Loew explained that HR has several important tasks to perform to help make the planning and ongoing execution of succession planning a success, including:
- Helping initiate and manage the scheduling and facilitation of the annual (or more frequent) talent review process;
- Ensuring that succession planning tools are available for use in the talent reviews;
- Using technology and dashboards to record talent review results;
- Monitoring development plans of the high potential employees (HiPos), including upskilling and reskilling HiPos and providing cross-training opportunities; and
- Communicating broadly and transparently across the organization about:
- What the organization's key roles are (leader and non-leader)
- Who has been identified as HiPos;
- How to earn movement into HiPo status; and
- How to stay a HiPo.
In response to a webinar question, Loew explained how HR can support even a small or medium-sized business in implementing a succession planning process. An attendee asked about how to develop high potential employees in a small organization, noting that often such an employee may be the only person performing their current job, and has no bandwidth to cross train in another position due to already significant time demands.

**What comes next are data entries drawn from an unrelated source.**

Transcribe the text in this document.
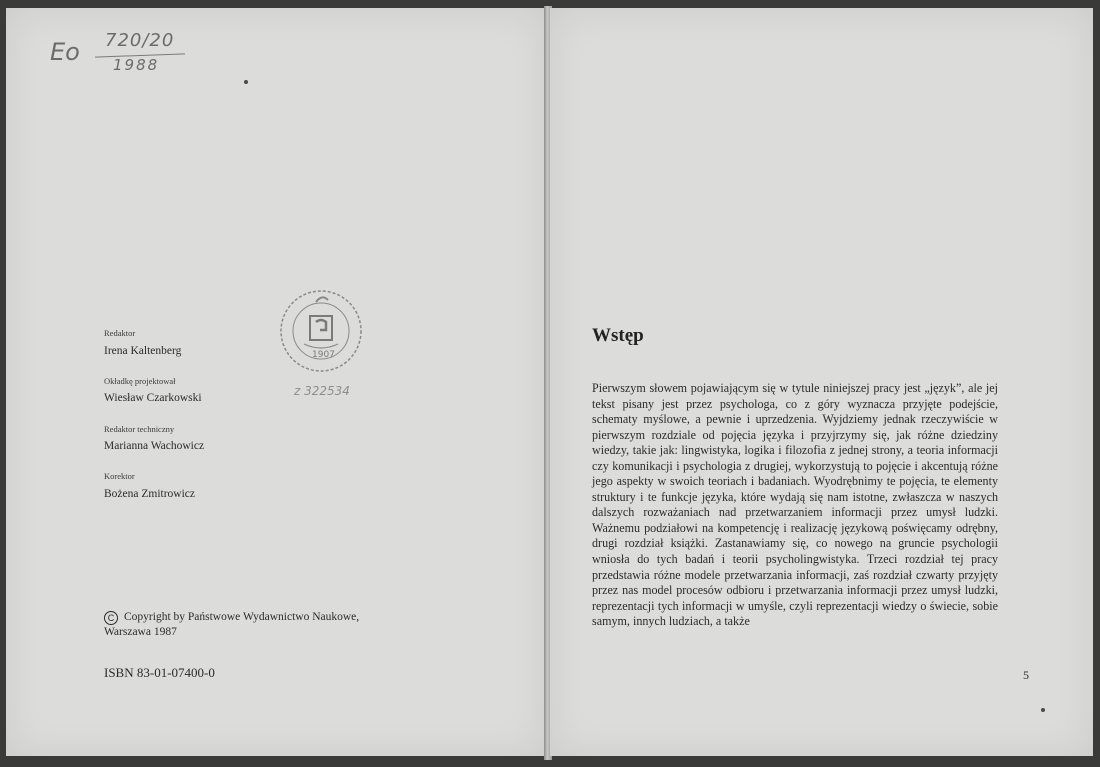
Eo 720/20
1988
Redaktor
Irena Kaltenberg
Okładkę projektował
Wiesław Czarkowski
Redaktor techniczny
Marianna Wachowicz
Korektor
Bożena Zmitrowicz
C Copyright by Państwowe Wydawnictwo Naukowe,
Warszawa 1987
ISBN 83-01-07400-0
1907
z 322534
Wstęp
Pierwszym słowem pojawiającym się w tytule niniejszej pracy jest „język”, ale jej tekst pisany jest przez psychologa, co z góry wyznacza przyjęte podejście, schematy myślowe, a pewnie i uprzedzenia. Wyjdziemy jednak rzeczywiście w pierwszym rozdziale od pojęcia języka i przyjrzymy się, jak różne dziedziny wiedzy, takie jak: lingwistyka, logika i filozofia z jednej strony, a teoria informacji czy komunikacji i psychologia z drugiej, wykorzystują to pojęcie i akcentują różne jego aspekty w swoich teoriach i badaniach. Wyodrębnimy te pojęcia, te elementy struktury i te funkcje języka, które wydają się nam istotne, zwłaszcza w naszych dalszych rozważaniach nad przetwarzaniem informacji przez umysł ludzki. Ważnemu podziałowi na kompetencję i realizację językową poświęcamy odrębny, drugi rozdział książki. Zastanawiamy się, co nowego na gruncie psychologii wniosła do tych badań i teorii psycholingwistyka. Trzeci rozdział tej pracy przedstawia różne modele przetwarzania informacji, zaś rozdział czwarty przyjęty przez nas model procesów odbioru i przetwarzania informacji przez umysł ludzki, reprezentacji tych informacji w umyśle, czyli reprezentacji wiedzy o świecie, sobie samym, innych ludziach, a także
5
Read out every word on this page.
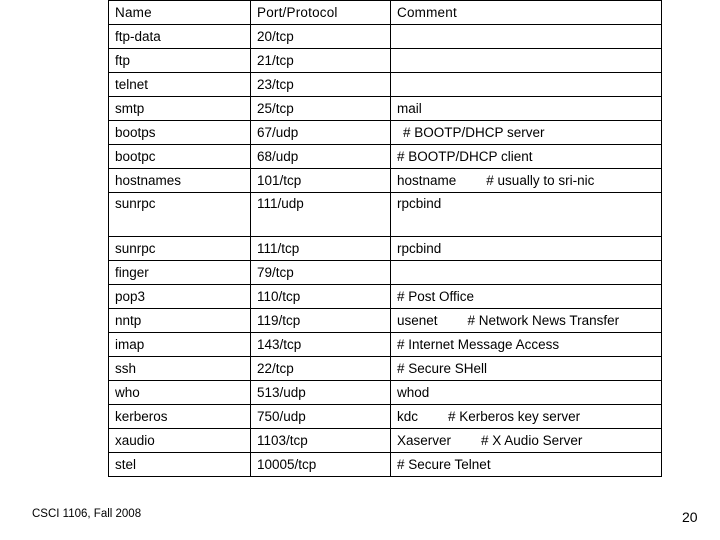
Name	Port/Protocol	Comment
ftp-data	20/tcp	
ftp	21/tcp	
telnet	23/tcp	
smtp	25/tcp	mail
bootps	67/udp	# BOOTP/DHCP server
bootpc	68/udp	# BOOTP/DHCP client
hostnames	101/tcp	hostname        # usually to sri-nic
sunrpc	111/udp	rpcbind
sunrpc	111/tcp	rpcbind
finger	79/tcp	
pop3	110/tcp	# Post Office
nntp	119/tcp	usenet        # Network News Transfer
imap	143/tcp	# Internet Message Access
ssh	22/tcp	# Secure SHell
who	513/udp	whod
kerberos	750/udp	kdc        # Kerberos key server
xaudio	1103/tcp	Xaserver        # X Audio Server
stel	10005/tcp	# Secure Telnet
CSCI 1106, Fall 2008	20
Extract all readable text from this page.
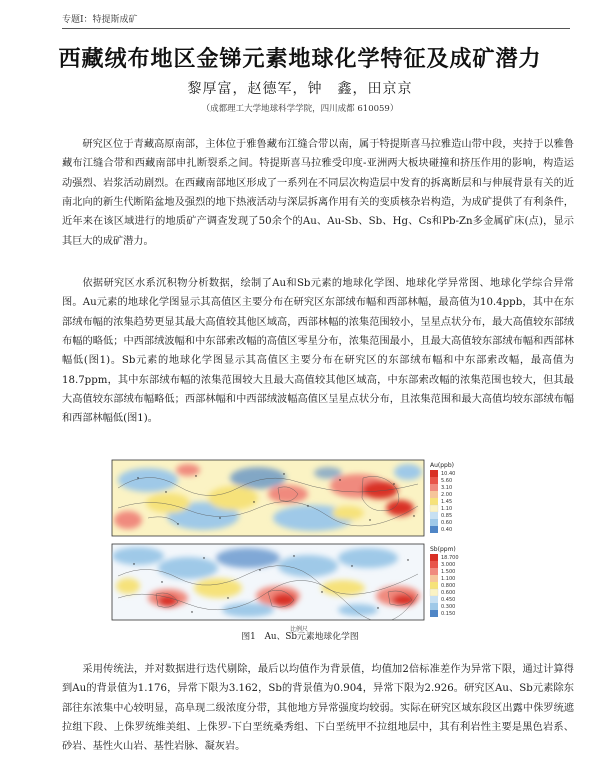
专题Ⅰ：特提斯成矿
西藏绒布地区金锑元素地球化学特征及成矿潜力
黎厚富，赵德军，钟　鑫，田京京
（成都理工大学地球科学学院，四川成都 610059）

研究区位于青藏高原南部，主体位于雅鲁藏布江缝合带以南，属于特提斯喜马拉雅造山带中段，夹持于以雅鲁藏布江缝合带和西藏南部申扎断裂系之间。特提斯喜马拉雅受印度-亚洲两大板块碰撞和挤压作用的影响，构造运动强烈、岩浆活动剧烈。在西藏南部地区形成了一系列在不同层次构造层中发育的拆离断层和与伸展背景有关的近南北向的新生代断陷盆地及强烈的地下热液活动与深层拆离作用有关的变质核杂岩构造，为成矿提供了有利条件，近年来在该区域进行的地质矿产调查发现了50余个的Au、Au-Sb、Sb、Hg、Cs和Pb-Zn多金属矿床(点)，显示其巨大的成矿潜力。

依据研究区水系沉积物分析数据，绘制了Au和Sb元素的地球化学图、地球化学异常图、地球化学综合异常图。Au元素的地球化学图显示其高值区主要分布在研究区东部绒布幅和西部林幅，最高值为10.4ppb，其中在东部绒布幅的浓集趋势更显其最大高值较其他区域高，西部林幅的浓集范围较小，呈星点状分布，最大高值较东部绒布幅的略低；中西部绒波幅和中东部索改幅的高值区零星分布，浓集范围最小，且最大高值较东部绒布幅和西部林幅低(图1)。Sb元素的地球化学图显示其高值区主要分布在研究区的东部绒布幅和中东部索改幅，最高值为18.7ppm，其中东部绒布幅的浓集范围较大且最大高值较其他区域高，中东部索改幅的浓集范围也较大，但其最大高值较东部绒布幅略低；西部林幅和中西部绒波幅高值区呈星点状分布，且浓集范围和最大高值均较东部绒布幅和西部林幅低(图1)。

Au(ppb)
10.40
5.60
3.10
2.00
1.45
1.10
0.85
0.60
0.40
Sb(ppm)
18.700
3.000
1.500
1.100
0.800
0.600
0.450
0.300
0.150
比例尺
图1　Au、Sb元素地球化学图

采用传统法，并对数据进行迭代剔除，最后以均值作为背景值，均值加2倍标准差作为异常下限，通过计算得到Au的背景值为1.176，异常下限为3.162，Sb的背景值为0.904，异常下限为2.926。研究区Au、Sb元素除东部往东浓集中心较明显，高阜现二级浓度分带，其他地方异常强度均较弱。实际在研究区域东段区出露中侏罗统遮拉组下段、上侏罗统维美组、上侏罗-下白垩统桑秀组、下白垩统甲不拉组地层中，其有利岩性主要是黑色岩系、砂岩、基性火山岩、基性岩脉、凝灰岩。
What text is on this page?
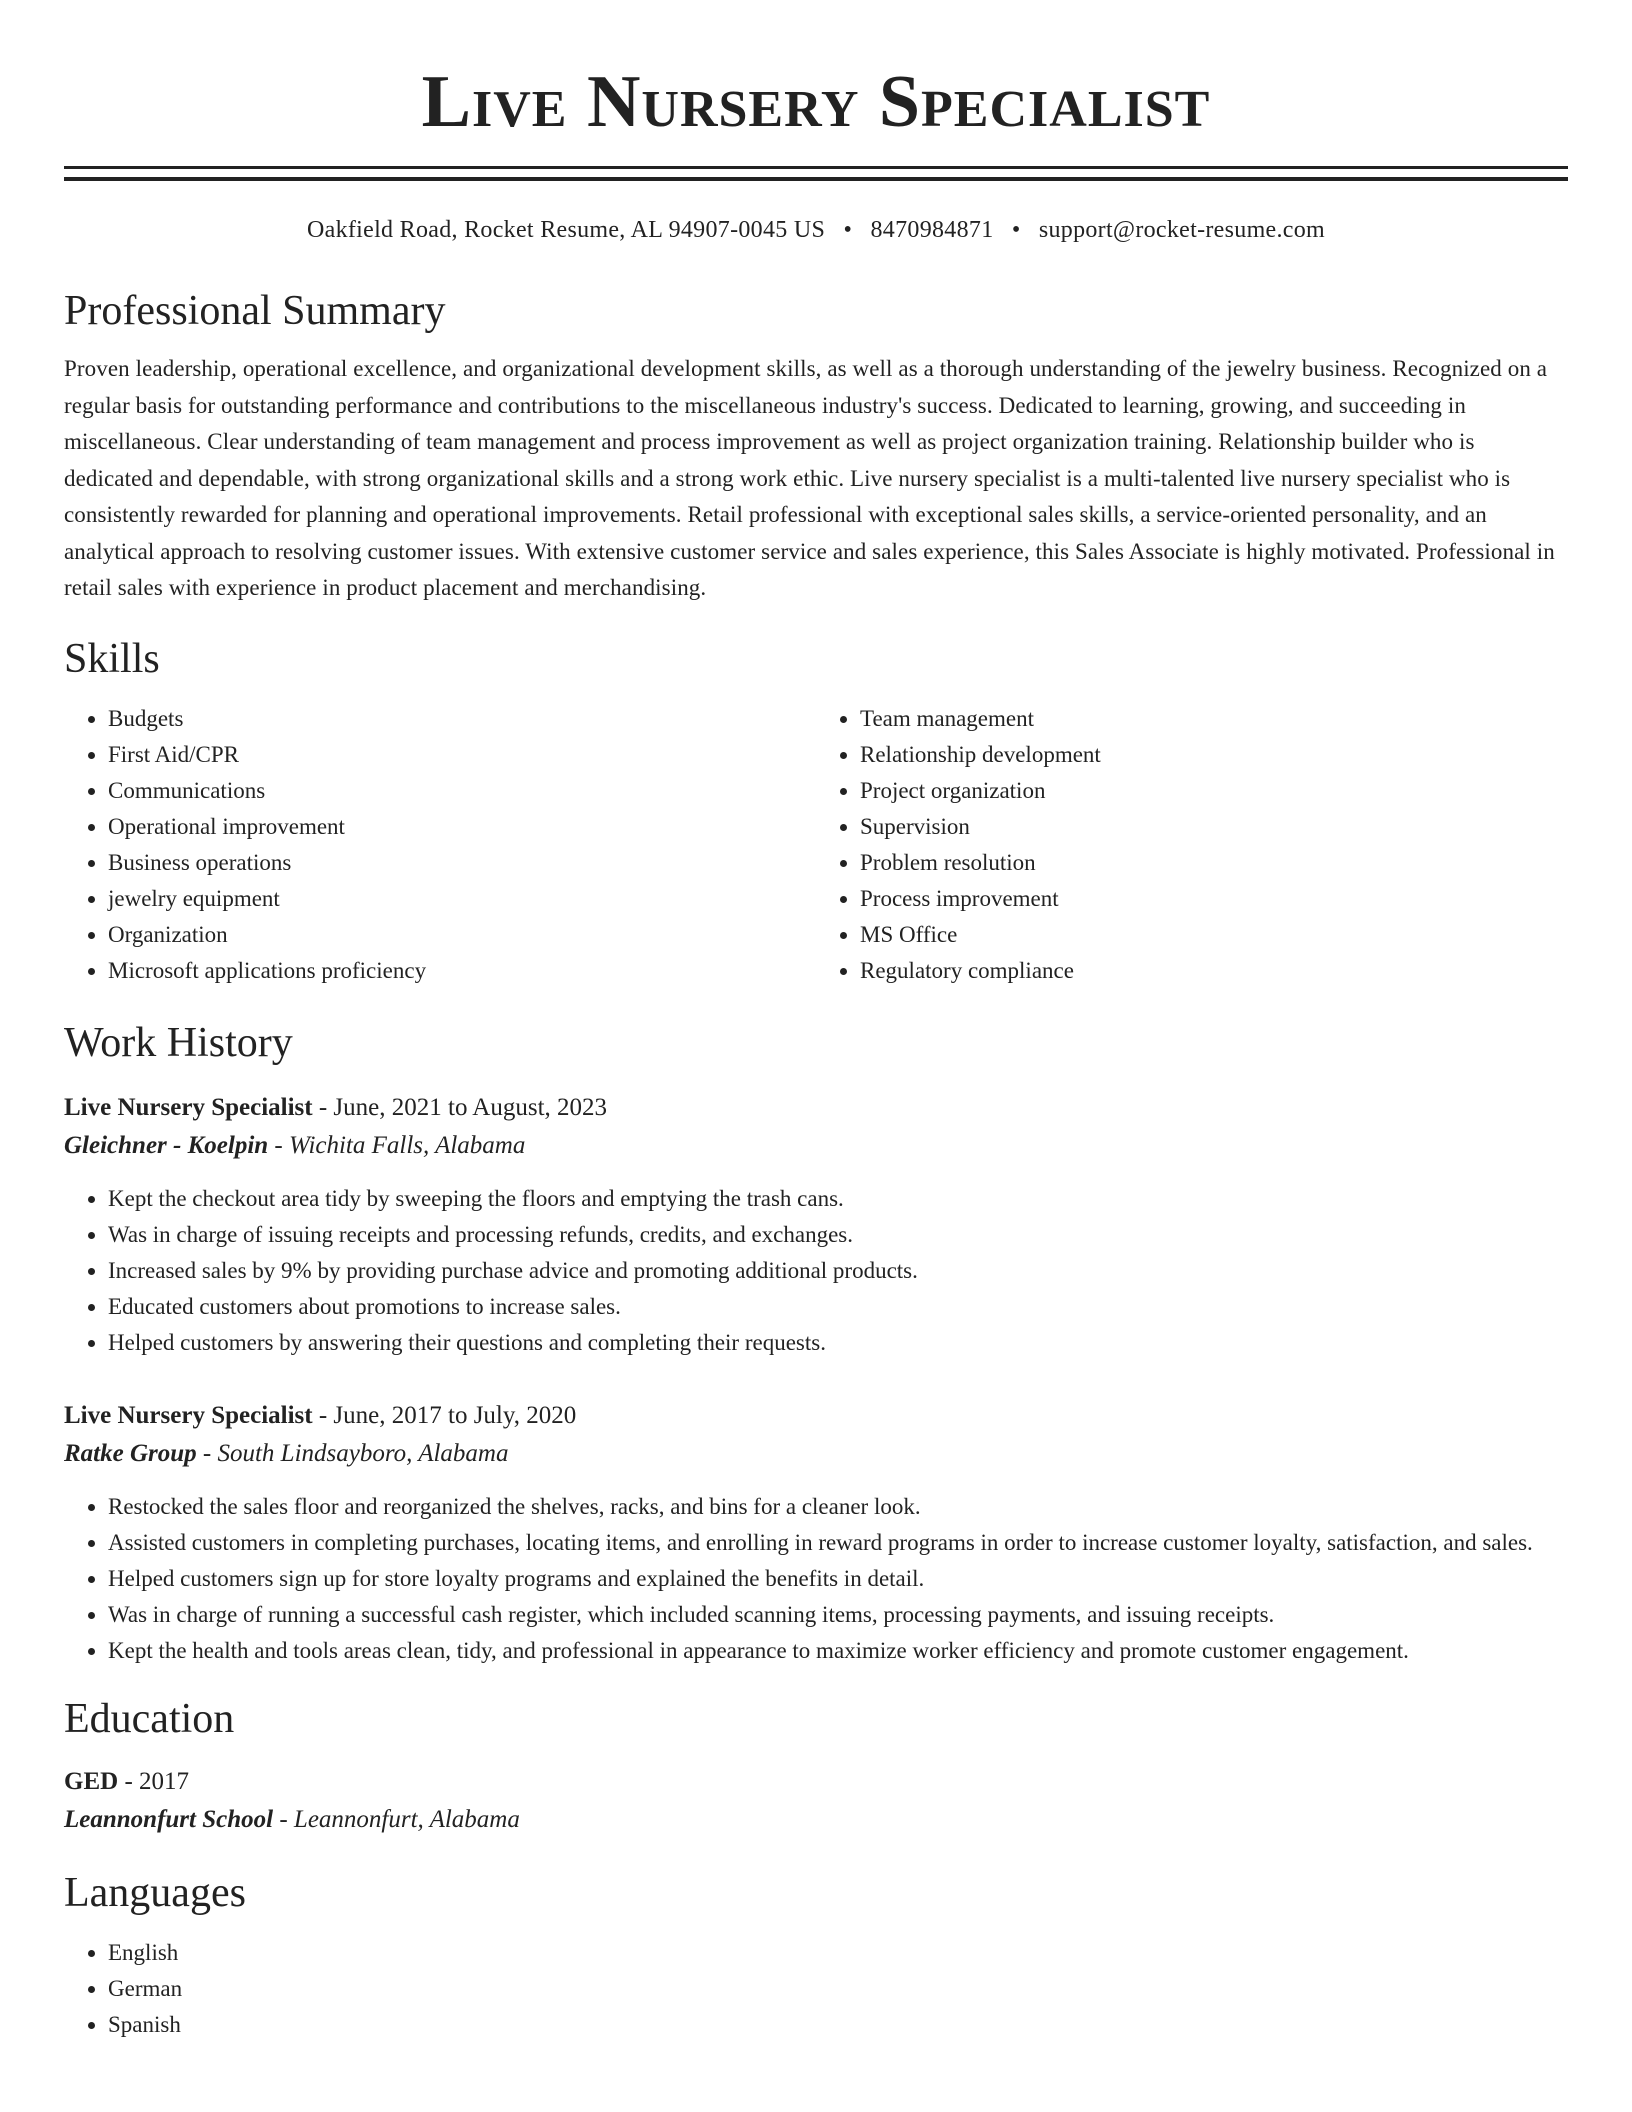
Live Nursery Specialist
Oakfield Road, Rocket Resume, AL 94907-0045 US • 8470984871 • support@rocket-resume.com
Professional Summary

Proven leadership, operational excellence, and organizational development skills, as well as a thorough understanding of the jewelry business. Recognized on a regular basis for outstanding performance and contributions to the miscellaneous industry's success. Dedicated to learning, growing, and succeeding in miscellaneous. Clear understanding of team management and process improvement as well as project organization training. Relationship builder who is dedicated and dependable, with strong organizational skills and a strong work ethic. Live nursery specialist is a multi-talented live nursery specialist who is consistently rewarded for planning and operational improvements. Retail professional with exceptional sales skills, a service-oriented personality, and an analytical approach to resolving customer issues. With extensive customer service and sales experience, this Sales Associate is highly motivated. Professional in retail sales with experience in product placement and merchandising.

Skills
• Budgets
• First Aid/CPR
• Communications
• Operational improvement
• Business operations
• jewelry equipment
• Organization
• Microsoft applications proficiency
• Team management
• Relationship development
• Project organization
• Supervision
• Problem resolution
• Process improvement
• MS Office
• Regulatory compliance
Work History
Live Nursery Specialist - June, 2021 to August, 2023
Gleichner - Koelpin - Wichita Falls, Alabama
• Kept the checkout area tidy by sweeping the floors and emptying the trash cans.
• Was in charge of issuing receipts and processing refunds, credits, and exchanges.
• Increased sales by 9% by providing purchase advice and promoting additional products.
• Educated customers about promotions to increase sales.
• Helped customers by answering their questions and completing their requests.
Live Nursery Specialist - June, 2017 to July, 2020
Ratke Group - South Lindsayboro, Alabama
• Restocked the sales floor and reorganized the shelves, racks, and bins for a cleaner look.
• Assisted customers in completing purchases, locating items, and enrolling in reward programs in order to increase customer loyalty, satisfaction, and sales.
• Helped customers sign up for store loyalty programs and explained the benefits in detail.
• Was in charge of running a successful cash register, which included scanning items, processing payments, and issuing receipts.
• Kept the health and tools areas clean, tidy, and professional in appearance to maximize worker efficiency and promote customer engagement.
Education
GED - 2017
Leannonfurt School - Leannonfurt, Alabama
Languages
• English
• German
• Spanish
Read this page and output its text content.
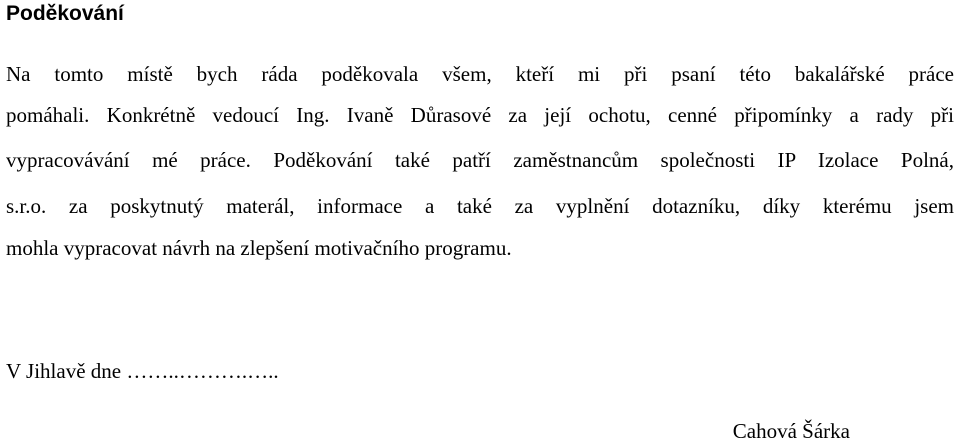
Poděkování

Na tomto místě bych ráda poděkovala všem, kteří mi při psaní této bakalářské práce

pomáhali. Konkrétně vedoucí Ing. Ivaně Důrasové za její ochotu, cenné připomínky a rady při

vypracovávání mé práce. Poděkování také patří zaměstnancům společnosti IP Izolace Polná,

s.r.o. za poskytnutý materál, informace a také za vyplnění dotazníku, díky kterému jsem

mohla vypracovat návrh na zlepšení motivačního programu.

V Jihlavě dne ……..……….…..

Cahová Šárka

Loew suggested that, in such circumstances, HR may propose using "learning in the flow of work" to provide the HiPo with the opportunities to cross train, learn new skills and gain needed experience. With this approach, HR should frequently review and assess the individual's assignments to ensure it is the highest priority work, and that it is going to impact the changing goals of the organization.
If such work includes areas where the HiPo needs additional learning, managers can have them "buddy up" with someone in the organization who has stronger skills in that area so they can observe and learn while that critical work is getting accomplished. "It's definitely not impossible," Loew commented, "but with that said, of course, you should expect that the learning is going to take a little bit longer."
Finally, Loew explained, a key driver to success in an organization (of any size) is how inclusive it is. The path forward to achieving that falls directly in HR's area of expertise and authority. It starts at the time of talent sourcing even before an employee is brought on, and continues into the hiring of individuals with diverse backgrounds and different leadership abilities, who bring with them an array of experiences.
An inclusive succession plan should also include learning and development that removes barriers that may exist for employees of diverse backgrounds, and create a culture of psychological safety where all employees feel comfortable bringing their whole and authentic selves to work. Doing so effectively prepares for a bias-free talent review process that serves to identify a diverse slate of HiPos enabled to perform to their greatest potential in an inclusive environment.